90% of AI chat systems experience UX collapse the moment tool calling is added. The open-source agui project points out the core disease: pure text streaming rendering (outputting character by character like a typewriter) is fundamentally not a viable product protocol.

What this is

We note that when most teams build AI chat, the first step is always printing the LLM output character by character onto the page. But taking just one step further—adding tool calling to the AI (having it execute actions like searching or sending emails before answering)—makes pure text streams insufficient: users don't know if the AI is thinking or browsing the web; search failures can only be reported as errors mixed into the text; and originally structured data gets mashed into a blob of text.

The agui project's solution is to establish a "unified event stream": turning text, tool input, tool output, errors, and user interruptions into equal members within the same UI message protocol. The frontend no longer renders a single block of text; instead, it renders differently based on event types. This is like upgrading a single-lane road into a multi-lane highway, making the AI's thinking and execution processes visible and controllable to the user.

Industry view

This represents a correct direction for AI frontend engineering: protocol first, capabilities later. Get the message pipeline working first, then gradually integrate various tools. The frontend stays thin, and the backend can more easily evolve into a true Agent system (an AI that can autonomously call tools to complete tasks).
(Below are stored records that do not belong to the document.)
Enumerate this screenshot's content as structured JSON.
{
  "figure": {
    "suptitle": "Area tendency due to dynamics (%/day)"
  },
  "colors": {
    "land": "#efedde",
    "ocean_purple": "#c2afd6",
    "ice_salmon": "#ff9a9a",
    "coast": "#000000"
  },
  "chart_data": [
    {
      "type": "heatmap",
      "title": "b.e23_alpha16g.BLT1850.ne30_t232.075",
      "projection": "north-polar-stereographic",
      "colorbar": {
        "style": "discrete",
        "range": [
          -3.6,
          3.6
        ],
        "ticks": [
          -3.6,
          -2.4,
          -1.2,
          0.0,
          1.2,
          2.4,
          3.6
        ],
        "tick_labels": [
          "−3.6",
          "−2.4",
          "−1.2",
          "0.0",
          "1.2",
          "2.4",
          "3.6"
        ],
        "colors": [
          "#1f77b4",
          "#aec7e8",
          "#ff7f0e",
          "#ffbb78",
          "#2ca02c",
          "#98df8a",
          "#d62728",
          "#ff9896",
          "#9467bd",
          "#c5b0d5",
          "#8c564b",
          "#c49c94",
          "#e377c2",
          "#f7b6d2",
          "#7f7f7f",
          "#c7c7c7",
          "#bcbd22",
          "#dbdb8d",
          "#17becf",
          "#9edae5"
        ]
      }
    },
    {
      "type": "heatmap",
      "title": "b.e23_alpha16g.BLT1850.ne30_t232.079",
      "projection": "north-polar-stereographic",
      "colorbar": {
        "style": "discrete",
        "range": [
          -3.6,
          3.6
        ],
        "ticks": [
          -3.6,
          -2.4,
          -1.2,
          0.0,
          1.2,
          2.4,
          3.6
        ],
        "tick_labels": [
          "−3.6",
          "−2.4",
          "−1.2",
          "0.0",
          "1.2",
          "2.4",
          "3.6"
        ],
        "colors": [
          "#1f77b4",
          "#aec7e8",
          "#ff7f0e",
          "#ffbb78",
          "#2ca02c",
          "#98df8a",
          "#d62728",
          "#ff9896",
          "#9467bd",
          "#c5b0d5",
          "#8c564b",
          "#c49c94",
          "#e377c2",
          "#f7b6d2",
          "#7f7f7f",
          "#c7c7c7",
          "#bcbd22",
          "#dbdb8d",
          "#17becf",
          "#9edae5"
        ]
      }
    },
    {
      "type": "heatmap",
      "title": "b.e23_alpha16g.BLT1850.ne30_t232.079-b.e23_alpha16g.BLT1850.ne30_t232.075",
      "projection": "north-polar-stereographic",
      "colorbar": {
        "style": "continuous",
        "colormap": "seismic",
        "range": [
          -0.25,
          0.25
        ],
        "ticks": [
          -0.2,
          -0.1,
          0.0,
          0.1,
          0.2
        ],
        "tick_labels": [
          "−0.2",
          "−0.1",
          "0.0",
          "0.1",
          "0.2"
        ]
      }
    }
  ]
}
But it is worth our concern that such custom protocols also harbor hidden risks. Currently, the industry lacks a unified UI message standard; every team is defining its own data blocks, which leads to frontend components being unable to be reused across projects and a highly fragmented ecosystem. At the same time, shifting state management pressure onto the frontend event stream means that if the protocol design isn't decoupled enough, the frontend can easily become a new performance bottleneck in complex tool scenarios.

Impact on regular people

For enterprise IT, building in-house AI assistants can no longer focus solely on backend LLM capabilities; the robustness of the frontend interaction protocol will directly determine whether the system can pass production environment acceptance.

For individual careers, product managers and designers need to add a new skill: designing interactions for the "process of AI calling tools," rather than just drawing a chat box.

For the consumer market, users will gradually get used to AI no longer being just a black-box text generator, but a transparent system where they can see its "searching, calculating, and trial-and-error" processes, which will significantly lower the threshold for human-machine trust.